First,i use matlab to create three rayleigh fading channel
$\mathbf H_A = \frac{1}{\sqrt2}\times [randn(5,6) + j \ randn(5,6)]$,$\mathbf H_A$ is a $5$ by $6$ matrix which elements are complex
$\mathbf H_{AB} = \frac{1}{\sqrt2}\times [randn(2,6) + j \ randn(2,6)]$,$\mathbf H_{AB}$ is a $2$ by $6$ matrix which elements are complex
$\mathbf H_{AC} = \frac{1}{\sqrt2}\times [randn(2,6) + j \ randn(2,6)]$,$\mathbf H_{AC}$ is a $2$ by $6$ matrix which elements are complex
then calculate their null space ,$\vec n_A$,to let $\mathbf H_A \vec n_A=\vec 0$,and find $\vec v_{AB}$ and $\vec v_{AC}$,which is from the SVD result.Now because some reason,i have to let $\vec v_{AB}$ and $\vec v_{AC}$ projected onto the $\vec n_A$ to become a new vector ,$\vec f_{AB}$ and $\vec f_{AC}$.That is,
$\vec f_{AB}=\vec n_A (\vec n_A^H \vec n_A)^{-1}\vec n_A^H \vec v_{AB}$ , H is conjugate transpose,$\vec f_{AB}$ is $6$ by $1$ vector
$\vec f_{AC}=\vec n_A (\vec n_A^H \vec n_A)^{-1}\vec n_A^H \vec v_{AC}$ , H is conjugate transpose,$\vec f_{AC}$ is $6$ by $1$ vector
Now i assume a new vector is the sum of part of $\vec f_{AB}$ and part of $\vec f_{AC}$,and normalize the new vector.that is
$f_{new}=\frac{\alpha \vec f_{AB}+(1-\alpha)\vec f_{AC}}{\alpha^2 ||\vec f_{AB}||^2+(1-\alpha)^2 ||\vec f_{AC}||^2}$,and $||f_{new}||^2=1$
So now we can know we will have different $f_new$ vector with the different $\alpha$.

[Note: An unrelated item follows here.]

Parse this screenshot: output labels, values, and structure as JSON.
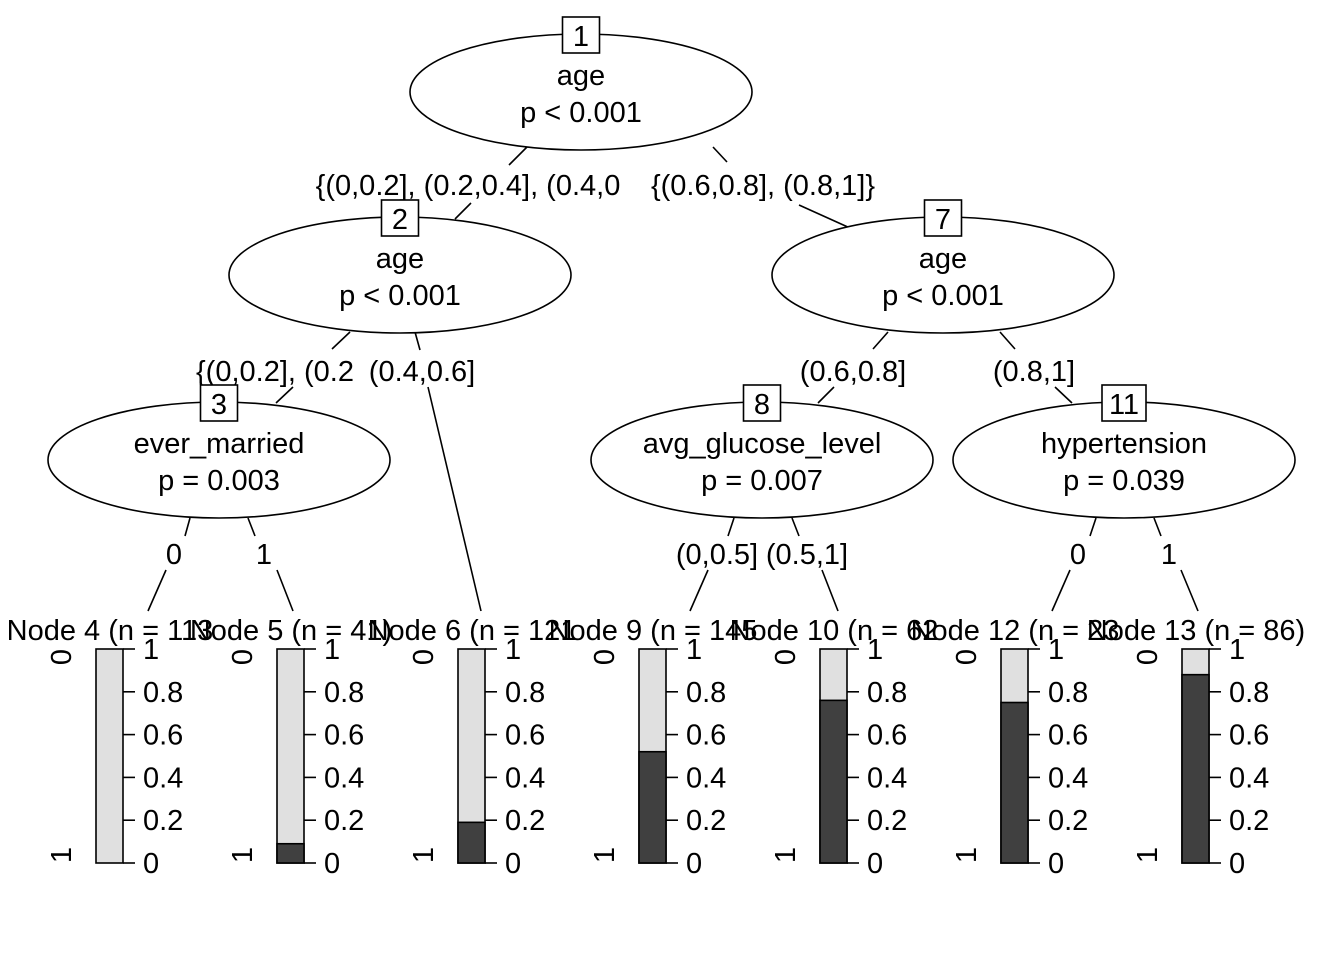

Now ,i call $f_{new}=f_{0.1} $ when $\alpha=0.1;$ and $f_{new}=f_{0.2} $ when $\alpha=0.2;$.As we know,$f_{0.1} \neq f_{0.2}$,but why is $||\mathbf H_{AB} f_{0.1}||^2 \approx ||\mathbf H_{AB} f_{0.2}||^2...\approx ||\mathbf H_{AB} f_{0.9}||^2$ ?$||\mathbf H_{AC} f_{0.1}||^2 \approx ||\mathbf H_{AC} f_{0.2}||^2...\approx ||\mathbf H_{AC} f_{0.9}||^2$their difference unit is $ 10^{-15}$
A random $5\times 6$ matrix is going almost sure to have a one dimensional kernel, i.e. the construction is equivalent to taking a random vector $\vec n_A$. Now you project two vectors on $\vec n_A$ and get two parallel vectors $\vec f_{AB}=b\vec n_A$, $\vec f_{AC}=c\vec n_A$. Normalization gives $$ \vec f_{new}=\frac{\alpha b\vec n_A+(1-\alpha)c\vec n_A}{\|\alpha b\vec n_A+(1-\alpha)c\vec n_A\|}=\frac{d\vec n_A}{\|d\vec n_A\|}=\pm\frac{\vec n_A}{\|\vec n_A\|}. $$ It does not depend on $\alpha$.
P.S. It is something wrong with your normalization formula, it does not make $\|f_{new}\|=1$.